In vivo stable isotope labeling of fruit flies reveals post-transcriptional regulation in the maternal-to-zygotic transition

Abstract

An important hallmark in embryonic development is characterized by the maternal-to-zygotic transition (MZT) where zygotic transcription is activated by a maternally controlled environment. Post-transcriptional and translational regulation is critical for this transition and has been investigated in considerable detail at the gene level. We used a proteomics approach using metabolic labeling of Drosophila to quantitatively assess changes in protein expression levels before and after the MZT. By combining stable isotope labeling of fruit flies in vivo with high accuracy quantitative mass spectrometry we could quantify 2,232 proteins of which about half changed in abundance during this process. We show that approximately 500 proteins increased in abundance, providing direct evidence of the identity of proteins as a product of embryonic translation. The group of down-regulated proteins is dominated by maternal factors involved in translational control of maternal and zygotic transcripts. Surprisingly a direct comparison of transcript and protein levels showed that the mRNA levels of down-regulated proteins remained relatively constant, indicating a translational control mechanism specifically targeting these proteins. In addition, we found evidence for post-translational processing of cysteine proteinase-1 (Cathepsin L), which became activated during the MZT as evidenced by the loss of its N-terminal propeptide. Poly(A)-binding protein was shown to be processed at its C-terminal tail, thereby losing one of its protein-interacting domains.

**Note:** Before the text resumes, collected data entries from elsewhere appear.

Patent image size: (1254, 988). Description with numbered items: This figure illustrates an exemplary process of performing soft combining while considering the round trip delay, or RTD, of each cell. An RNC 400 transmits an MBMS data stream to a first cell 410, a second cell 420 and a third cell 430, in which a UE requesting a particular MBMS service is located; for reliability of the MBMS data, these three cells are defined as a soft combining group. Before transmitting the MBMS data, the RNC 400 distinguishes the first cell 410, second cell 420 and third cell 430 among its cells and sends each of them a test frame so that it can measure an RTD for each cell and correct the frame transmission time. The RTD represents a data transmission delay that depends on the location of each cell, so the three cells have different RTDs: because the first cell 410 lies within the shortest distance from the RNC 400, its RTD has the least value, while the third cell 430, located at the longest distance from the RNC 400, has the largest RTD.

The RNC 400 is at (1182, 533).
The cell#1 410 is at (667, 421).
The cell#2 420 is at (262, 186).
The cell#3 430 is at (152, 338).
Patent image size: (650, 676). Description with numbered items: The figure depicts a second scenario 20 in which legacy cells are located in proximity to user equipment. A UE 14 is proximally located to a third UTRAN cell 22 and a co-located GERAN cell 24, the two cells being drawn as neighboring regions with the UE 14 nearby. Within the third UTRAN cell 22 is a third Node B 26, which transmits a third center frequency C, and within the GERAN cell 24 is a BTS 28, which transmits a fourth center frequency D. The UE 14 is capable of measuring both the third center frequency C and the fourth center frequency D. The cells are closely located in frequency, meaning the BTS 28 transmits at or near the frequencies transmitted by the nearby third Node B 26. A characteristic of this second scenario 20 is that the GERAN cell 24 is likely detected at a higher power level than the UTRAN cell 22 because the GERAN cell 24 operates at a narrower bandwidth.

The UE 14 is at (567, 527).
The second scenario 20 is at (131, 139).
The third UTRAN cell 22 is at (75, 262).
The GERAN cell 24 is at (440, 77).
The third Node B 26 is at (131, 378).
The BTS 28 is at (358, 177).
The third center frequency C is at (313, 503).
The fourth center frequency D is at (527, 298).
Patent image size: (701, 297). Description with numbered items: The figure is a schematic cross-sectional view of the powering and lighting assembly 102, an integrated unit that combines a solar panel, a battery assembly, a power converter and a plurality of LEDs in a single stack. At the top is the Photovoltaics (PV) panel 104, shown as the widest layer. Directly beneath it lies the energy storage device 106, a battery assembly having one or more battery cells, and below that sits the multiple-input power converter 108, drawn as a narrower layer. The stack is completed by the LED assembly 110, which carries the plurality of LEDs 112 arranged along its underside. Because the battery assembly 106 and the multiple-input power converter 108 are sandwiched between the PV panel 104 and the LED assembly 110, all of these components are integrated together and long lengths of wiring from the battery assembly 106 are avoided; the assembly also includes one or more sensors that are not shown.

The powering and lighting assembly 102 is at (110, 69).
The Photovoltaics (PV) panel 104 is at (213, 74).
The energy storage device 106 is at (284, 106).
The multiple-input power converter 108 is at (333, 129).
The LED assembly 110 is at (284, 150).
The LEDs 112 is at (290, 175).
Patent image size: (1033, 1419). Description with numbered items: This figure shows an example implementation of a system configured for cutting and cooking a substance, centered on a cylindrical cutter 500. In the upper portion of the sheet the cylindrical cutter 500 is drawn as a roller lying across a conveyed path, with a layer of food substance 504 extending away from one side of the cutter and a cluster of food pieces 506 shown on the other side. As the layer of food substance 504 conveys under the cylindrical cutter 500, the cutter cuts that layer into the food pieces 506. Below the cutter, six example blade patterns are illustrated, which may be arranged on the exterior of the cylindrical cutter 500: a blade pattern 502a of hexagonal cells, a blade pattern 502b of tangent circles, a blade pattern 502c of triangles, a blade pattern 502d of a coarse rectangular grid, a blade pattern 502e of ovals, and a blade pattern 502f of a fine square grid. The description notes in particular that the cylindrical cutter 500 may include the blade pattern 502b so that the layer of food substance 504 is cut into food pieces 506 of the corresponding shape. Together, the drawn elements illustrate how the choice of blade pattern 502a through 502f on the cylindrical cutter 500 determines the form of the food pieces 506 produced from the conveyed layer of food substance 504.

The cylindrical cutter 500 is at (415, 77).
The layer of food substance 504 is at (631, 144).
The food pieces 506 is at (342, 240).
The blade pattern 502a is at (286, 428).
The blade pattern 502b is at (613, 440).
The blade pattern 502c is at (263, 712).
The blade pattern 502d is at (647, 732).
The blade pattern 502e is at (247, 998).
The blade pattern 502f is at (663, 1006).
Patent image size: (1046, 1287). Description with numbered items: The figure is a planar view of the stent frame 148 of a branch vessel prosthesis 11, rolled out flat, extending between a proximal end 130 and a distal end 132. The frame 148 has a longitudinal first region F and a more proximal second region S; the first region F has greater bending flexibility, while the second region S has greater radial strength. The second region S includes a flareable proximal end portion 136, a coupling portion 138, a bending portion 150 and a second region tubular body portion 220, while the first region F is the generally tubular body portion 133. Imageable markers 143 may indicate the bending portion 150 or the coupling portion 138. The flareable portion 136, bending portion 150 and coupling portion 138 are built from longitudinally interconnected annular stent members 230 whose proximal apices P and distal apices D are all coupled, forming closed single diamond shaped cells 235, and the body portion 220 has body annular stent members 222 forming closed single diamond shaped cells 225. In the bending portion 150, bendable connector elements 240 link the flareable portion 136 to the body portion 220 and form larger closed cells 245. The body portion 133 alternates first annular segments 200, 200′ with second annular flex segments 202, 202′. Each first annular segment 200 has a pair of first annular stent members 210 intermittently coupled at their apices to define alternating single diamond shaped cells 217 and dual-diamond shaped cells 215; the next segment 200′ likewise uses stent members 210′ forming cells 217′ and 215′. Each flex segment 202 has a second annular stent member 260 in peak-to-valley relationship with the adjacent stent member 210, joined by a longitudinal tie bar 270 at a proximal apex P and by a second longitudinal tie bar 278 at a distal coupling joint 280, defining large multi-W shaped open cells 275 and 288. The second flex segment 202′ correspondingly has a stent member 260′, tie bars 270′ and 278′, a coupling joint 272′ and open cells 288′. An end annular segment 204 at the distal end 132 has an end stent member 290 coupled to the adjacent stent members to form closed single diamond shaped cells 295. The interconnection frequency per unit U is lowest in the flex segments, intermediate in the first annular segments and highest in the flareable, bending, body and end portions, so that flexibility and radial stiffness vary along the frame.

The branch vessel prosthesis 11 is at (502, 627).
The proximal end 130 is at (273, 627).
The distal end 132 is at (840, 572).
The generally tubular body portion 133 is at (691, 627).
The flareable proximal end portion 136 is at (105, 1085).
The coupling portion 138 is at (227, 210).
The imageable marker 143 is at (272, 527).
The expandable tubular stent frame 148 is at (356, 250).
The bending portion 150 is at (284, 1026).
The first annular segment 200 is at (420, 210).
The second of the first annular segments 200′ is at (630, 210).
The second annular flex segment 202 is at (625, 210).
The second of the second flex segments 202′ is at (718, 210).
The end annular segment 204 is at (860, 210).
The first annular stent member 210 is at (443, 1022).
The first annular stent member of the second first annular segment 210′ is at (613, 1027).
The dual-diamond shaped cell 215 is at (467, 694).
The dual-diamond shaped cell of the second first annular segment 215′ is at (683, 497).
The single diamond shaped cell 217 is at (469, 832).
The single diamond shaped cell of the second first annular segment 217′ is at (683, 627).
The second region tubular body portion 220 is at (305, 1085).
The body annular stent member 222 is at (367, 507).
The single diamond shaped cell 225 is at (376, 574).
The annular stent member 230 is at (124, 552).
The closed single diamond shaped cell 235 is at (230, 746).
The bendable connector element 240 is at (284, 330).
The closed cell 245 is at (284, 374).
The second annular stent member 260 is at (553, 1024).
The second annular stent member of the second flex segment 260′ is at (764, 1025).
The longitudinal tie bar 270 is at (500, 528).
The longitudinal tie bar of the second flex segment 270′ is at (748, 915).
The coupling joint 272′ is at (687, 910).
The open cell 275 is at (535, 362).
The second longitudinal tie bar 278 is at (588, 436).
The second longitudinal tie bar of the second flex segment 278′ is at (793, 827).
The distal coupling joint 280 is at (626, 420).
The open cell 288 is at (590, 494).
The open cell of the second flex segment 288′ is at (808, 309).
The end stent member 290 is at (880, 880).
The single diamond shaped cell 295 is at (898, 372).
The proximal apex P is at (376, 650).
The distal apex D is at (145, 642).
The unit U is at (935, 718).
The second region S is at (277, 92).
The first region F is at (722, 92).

Altogether this quantitative proteomics study provides a dynamic profile of known and novel proteins of maternal as well as embryonic origin. This provides insight into the production, stability, and modification of individual proteins, whereas discrepancies between transcriptional profiles and protein dynamics indicate novel control mechanisms in genome activation during early fly development.

Fig. 1.

Experimental strategy used to analyze the MZT. A, labeled and unlabeled yeast was used to grow embryos that were harvested before (right) and after (left) the MZT. Embryos were combined, lysed, digested, and subjected to SCX fractionation (B). Each of the 28 SCX fractions were analyzed by reversed-phase LC-MS (C), and the resulting MS and MS/MS spectra were used to, respectively, quantify and identify peptides and stored in a PostGreSQL database (D).

Fig. 2.

Expression profiles of all quantified proteins. A, scatter plot representation of protein data from the two biological independent experiments. Linear regression analysis shows good correlation (r² = 0.831) between the data sets. B, log₂ ratios of all 1,737 quantified proteins in the two experiments. Up-regulated and down-regulated proteins indicate zygotic and maternal expression, respectively, and are shown in the insets.

Fig. 3.

Comparison of data sets annotating zygotic products. A Venn diagram shows the overlap between our data set and published data to define zygotic transcripts and proteins. De Renzis et al. (6) investigated chromosome-ablated mutants to discriminate between transcriptional and post-transcriptional regulation of gene expression; Lécuyer et al. (25) used high resolution fluorescent in situ hybridization to assess differential localization of maternal and zygotic transcripts. The gene symbols indicating eight and four genes in the De Renzis et al. (6) and Lécuyer et al. (25) data, respectively, were claimed to be zygotic, but proteins were found to be down-regulated in our work, suggesting maternal expression.

Fig. 4.

Correlation of protein and transcript expression. Shown is a scatter plot representing changes in expression levels of proteins and transcripts during the MZT. The encircled region contains data points where transcript levels show decreased abundance, although protein levels do not change significantly. Of these 41 proteins, 37 have catalytic activity and are listed in additional supplemental Table 9.

Fig. 5.

Post-translational processing of PABP. Identified peptides of PABP along with spectra indicating their abundance before and after MZT are shown. Peptides originating from the N-terminal part of the protein (shown in red) show no change, apparent from equal intensities of the unlabeled and labeled peptides. This is in contrast to peptides originating from the C-terminal part of the protein (blue). The intensity of the unlabeled peptides is dramatically less compared with that of the labeled peptides, indicating truncation of this part of the protein during MZT. The four RNA recognition motifs (N-terminal part) are highlighted in gray, and the polyadenylate motif (C-terminal part) is highlighted in orange.

Fig. 6.

Protein expression validation by Western blot analysis. About 15 μg of proteins from lysates of early and late embryos (before and after MZT, respectively) as well as adult flies were subjected to SDS-PAGE and blotted. Blots were probed with three different rabbit polyclonal antibodies against PABP (A) or probed with anti-Rack1 and antieIF3- S9 antibodies (B). Subsequently blots were stripped and probed with an anti-α-tubulin antibody as a loading control.